The discovery of Indian villages in Brazil that have never come in contact with the outside world reminds us that even in the modern era, life still can surprise.
Lost tribes, for now
In the early 1960s, two American mercenaries steal an old German Messerschmitt in Peru and fly over the Andes into the Amazon Basin. On the side of the plane they have painted: "Wolfie and Moon. Small Wars and Demolition". Moon is a Sioux Indian who has been robbed of his language and religion by American missionaries and, when he sees a man in a village below defiantly fire an arrow, he decides to abandon the modern world and join the tribe. He is soon disabused of his romantic notions.
This is the plot of a novel, At Play in the Fields of the Lord, but the temptation to idealise primitive societies is part of real life. Two years ago, footage of real-life tribe members firing arrows up at a Brazilian government plane was broadcast around the world. Yesterday, more footage was shown of four large huts inhabited by Indians who have never been contacted by the outside world.

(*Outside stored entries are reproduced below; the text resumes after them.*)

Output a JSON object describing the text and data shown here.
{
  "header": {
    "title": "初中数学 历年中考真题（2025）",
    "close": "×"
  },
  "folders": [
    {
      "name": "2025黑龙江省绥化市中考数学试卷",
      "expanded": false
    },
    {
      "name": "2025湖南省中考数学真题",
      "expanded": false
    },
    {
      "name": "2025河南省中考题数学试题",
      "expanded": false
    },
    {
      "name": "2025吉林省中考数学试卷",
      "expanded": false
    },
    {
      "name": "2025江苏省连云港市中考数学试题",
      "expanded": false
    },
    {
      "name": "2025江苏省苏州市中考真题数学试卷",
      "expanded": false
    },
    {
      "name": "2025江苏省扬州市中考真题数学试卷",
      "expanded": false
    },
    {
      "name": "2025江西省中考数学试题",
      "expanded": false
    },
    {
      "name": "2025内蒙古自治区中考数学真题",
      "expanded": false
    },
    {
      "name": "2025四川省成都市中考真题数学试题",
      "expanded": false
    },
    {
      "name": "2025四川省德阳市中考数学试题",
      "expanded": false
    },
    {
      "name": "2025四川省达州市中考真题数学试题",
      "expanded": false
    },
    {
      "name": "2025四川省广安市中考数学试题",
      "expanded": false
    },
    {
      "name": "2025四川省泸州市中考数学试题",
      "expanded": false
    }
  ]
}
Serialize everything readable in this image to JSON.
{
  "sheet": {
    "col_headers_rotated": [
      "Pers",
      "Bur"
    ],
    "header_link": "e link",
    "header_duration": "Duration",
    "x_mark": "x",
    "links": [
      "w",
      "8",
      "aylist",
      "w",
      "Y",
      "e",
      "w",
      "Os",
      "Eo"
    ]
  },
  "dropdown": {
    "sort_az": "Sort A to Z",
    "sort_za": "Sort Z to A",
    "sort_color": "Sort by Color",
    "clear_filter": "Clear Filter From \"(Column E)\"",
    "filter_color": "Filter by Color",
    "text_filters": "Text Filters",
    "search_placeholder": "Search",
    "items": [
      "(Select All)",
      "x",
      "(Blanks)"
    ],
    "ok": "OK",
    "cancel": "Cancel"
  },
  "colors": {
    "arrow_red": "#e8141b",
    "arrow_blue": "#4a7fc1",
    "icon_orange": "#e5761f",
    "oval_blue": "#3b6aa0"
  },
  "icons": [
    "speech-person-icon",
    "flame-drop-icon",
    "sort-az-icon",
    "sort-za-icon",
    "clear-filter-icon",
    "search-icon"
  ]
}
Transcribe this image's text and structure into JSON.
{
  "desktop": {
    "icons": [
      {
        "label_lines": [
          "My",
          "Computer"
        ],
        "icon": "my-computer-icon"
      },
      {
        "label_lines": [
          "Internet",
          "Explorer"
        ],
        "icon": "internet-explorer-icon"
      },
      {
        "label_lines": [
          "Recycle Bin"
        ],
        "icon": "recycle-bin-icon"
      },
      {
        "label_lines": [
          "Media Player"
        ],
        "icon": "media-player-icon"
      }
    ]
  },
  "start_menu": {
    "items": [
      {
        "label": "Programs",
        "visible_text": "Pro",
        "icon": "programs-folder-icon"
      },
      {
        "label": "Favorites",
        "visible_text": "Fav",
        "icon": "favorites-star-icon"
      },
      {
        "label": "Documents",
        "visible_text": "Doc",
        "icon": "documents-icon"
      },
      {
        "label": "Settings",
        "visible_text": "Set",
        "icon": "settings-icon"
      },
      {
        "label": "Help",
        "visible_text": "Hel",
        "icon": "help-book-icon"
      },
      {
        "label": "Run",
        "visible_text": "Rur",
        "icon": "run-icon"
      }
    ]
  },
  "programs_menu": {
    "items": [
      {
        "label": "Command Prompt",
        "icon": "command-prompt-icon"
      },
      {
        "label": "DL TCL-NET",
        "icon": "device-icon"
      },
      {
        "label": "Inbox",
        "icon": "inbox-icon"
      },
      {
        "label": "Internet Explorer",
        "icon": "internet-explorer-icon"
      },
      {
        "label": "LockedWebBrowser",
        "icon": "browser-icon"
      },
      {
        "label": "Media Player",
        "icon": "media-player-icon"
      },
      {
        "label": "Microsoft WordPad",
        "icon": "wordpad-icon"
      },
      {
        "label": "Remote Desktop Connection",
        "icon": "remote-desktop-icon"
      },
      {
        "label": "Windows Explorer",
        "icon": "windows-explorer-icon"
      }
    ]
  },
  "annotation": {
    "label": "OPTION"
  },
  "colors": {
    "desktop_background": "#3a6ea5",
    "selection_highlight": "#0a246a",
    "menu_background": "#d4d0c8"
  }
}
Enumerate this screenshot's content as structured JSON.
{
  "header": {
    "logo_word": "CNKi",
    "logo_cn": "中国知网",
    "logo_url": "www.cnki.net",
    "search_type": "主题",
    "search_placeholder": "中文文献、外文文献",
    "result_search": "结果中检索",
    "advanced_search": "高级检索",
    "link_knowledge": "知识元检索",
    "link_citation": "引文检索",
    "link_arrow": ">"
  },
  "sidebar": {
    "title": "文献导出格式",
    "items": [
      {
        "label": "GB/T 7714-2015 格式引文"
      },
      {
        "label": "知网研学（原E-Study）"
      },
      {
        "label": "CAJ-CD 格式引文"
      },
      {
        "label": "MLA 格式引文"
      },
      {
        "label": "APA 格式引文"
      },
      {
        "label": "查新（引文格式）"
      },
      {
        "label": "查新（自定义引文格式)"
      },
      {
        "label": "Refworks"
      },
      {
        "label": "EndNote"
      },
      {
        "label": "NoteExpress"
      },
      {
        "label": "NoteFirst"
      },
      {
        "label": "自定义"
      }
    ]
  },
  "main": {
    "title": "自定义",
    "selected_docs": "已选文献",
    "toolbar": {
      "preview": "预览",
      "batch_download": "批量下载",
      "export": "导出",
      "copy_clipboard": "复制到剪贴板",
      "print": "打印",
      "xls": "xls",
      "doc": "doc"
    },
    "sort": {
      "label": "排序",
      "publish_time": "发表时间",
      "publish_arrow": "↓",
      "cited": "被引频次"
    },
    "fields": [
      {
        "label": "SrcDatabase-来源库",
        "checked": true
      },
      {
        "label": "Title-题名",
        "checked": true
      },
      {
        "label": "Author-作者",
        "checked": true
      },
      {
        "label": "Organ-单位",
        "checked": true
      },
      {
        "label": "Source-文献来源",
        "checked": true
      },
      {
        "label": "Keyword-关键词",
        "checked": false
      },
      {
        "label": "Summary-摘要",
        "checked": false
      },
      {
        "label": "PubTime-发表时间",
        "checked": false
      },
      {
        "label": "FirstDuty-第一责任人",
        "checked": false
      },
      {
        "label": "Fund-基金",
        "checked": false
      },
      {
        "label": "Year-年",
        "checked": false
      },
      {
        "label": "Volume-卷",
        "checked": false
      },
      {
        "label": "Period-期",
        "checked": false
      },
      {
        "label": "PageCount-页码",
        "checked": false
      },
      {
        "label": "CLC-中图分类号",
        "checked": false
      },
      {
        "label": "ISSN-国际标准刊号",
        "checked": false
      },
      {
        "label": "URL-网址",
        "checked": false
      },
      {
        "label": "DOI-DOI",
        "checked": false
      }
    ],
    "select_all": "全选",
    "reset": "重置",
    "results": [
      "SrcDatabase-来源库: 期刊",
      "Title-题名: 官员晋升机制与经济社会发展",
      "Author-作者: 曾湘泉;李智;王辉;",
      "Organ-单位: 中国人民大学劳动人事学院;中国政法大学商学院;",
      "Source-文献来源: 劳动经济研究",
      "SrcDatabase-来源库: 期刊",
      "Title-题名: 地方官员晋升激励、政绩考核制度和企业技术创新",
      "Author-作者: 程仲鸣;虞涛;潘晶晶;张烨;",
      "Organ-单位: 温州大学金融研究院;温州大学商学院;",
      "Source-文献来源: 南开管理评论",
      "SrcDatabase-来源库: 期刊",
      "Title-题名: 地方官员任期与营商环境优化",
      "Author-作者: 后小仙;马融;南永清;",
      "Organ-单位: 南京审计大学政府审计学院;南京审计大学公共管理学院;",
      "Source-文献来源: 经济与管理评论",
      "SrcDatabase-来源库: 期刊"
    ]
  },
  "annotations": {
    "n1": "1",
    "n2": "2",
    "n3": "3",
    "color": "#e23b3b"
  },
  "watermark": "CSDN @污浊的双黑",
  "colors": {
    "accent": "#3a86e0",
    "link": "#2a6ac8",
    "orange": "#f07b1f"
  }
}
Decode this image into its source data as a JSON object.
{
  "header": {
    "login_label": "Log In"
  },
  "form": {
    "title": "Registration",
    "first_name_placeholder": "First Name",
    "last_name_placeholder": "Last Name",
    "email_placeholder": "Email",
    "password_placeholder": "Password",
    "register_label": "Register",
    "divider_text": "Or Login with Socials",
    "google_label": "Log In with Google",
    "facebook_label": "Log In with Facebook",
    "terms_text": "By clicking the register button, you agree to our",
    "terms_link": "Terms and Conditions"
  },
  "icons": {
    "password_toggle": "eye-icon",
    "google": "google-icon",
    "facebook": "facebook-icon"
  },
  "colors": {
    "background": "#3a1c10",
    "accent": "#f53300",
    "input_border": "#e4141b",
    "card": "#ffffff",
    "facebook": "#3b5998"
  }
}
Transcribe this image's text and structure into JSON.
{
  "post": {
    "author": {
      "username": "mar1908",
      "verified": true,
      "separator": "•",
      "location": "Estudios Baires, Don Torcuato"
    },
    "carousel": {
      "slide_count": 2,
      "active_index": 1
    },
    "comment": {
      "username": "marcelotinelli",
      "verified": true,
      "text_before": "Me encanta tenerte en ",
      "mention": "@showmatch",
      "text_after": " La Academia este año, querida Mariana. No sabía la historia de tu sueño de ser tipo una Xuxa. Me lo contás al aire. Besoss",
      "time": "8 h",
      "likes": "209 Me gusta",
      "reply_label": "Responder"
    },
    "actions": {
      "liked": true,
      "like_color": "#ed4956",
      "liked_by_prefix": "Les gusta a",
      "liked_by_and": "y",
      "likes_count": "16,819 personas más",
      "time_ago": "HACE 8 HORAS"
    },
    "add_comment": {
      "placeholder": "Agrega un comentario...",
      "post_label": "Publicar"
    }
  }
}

So far, 20 Indian villages have been sighted in the Javari Valley, an area the size of Austria on the Brazil-Peru border. The 14 tribes belong to the Pano language group and may number as many as 2,000.
Brazilian policy is to have no contact with the Indians, to spare them the threat of deadly diseases. In Peru, however, loggers move ever closer to the Indian sanctuary. In the novel, the Indians come to a bad end. Let us hope for a better future in real life.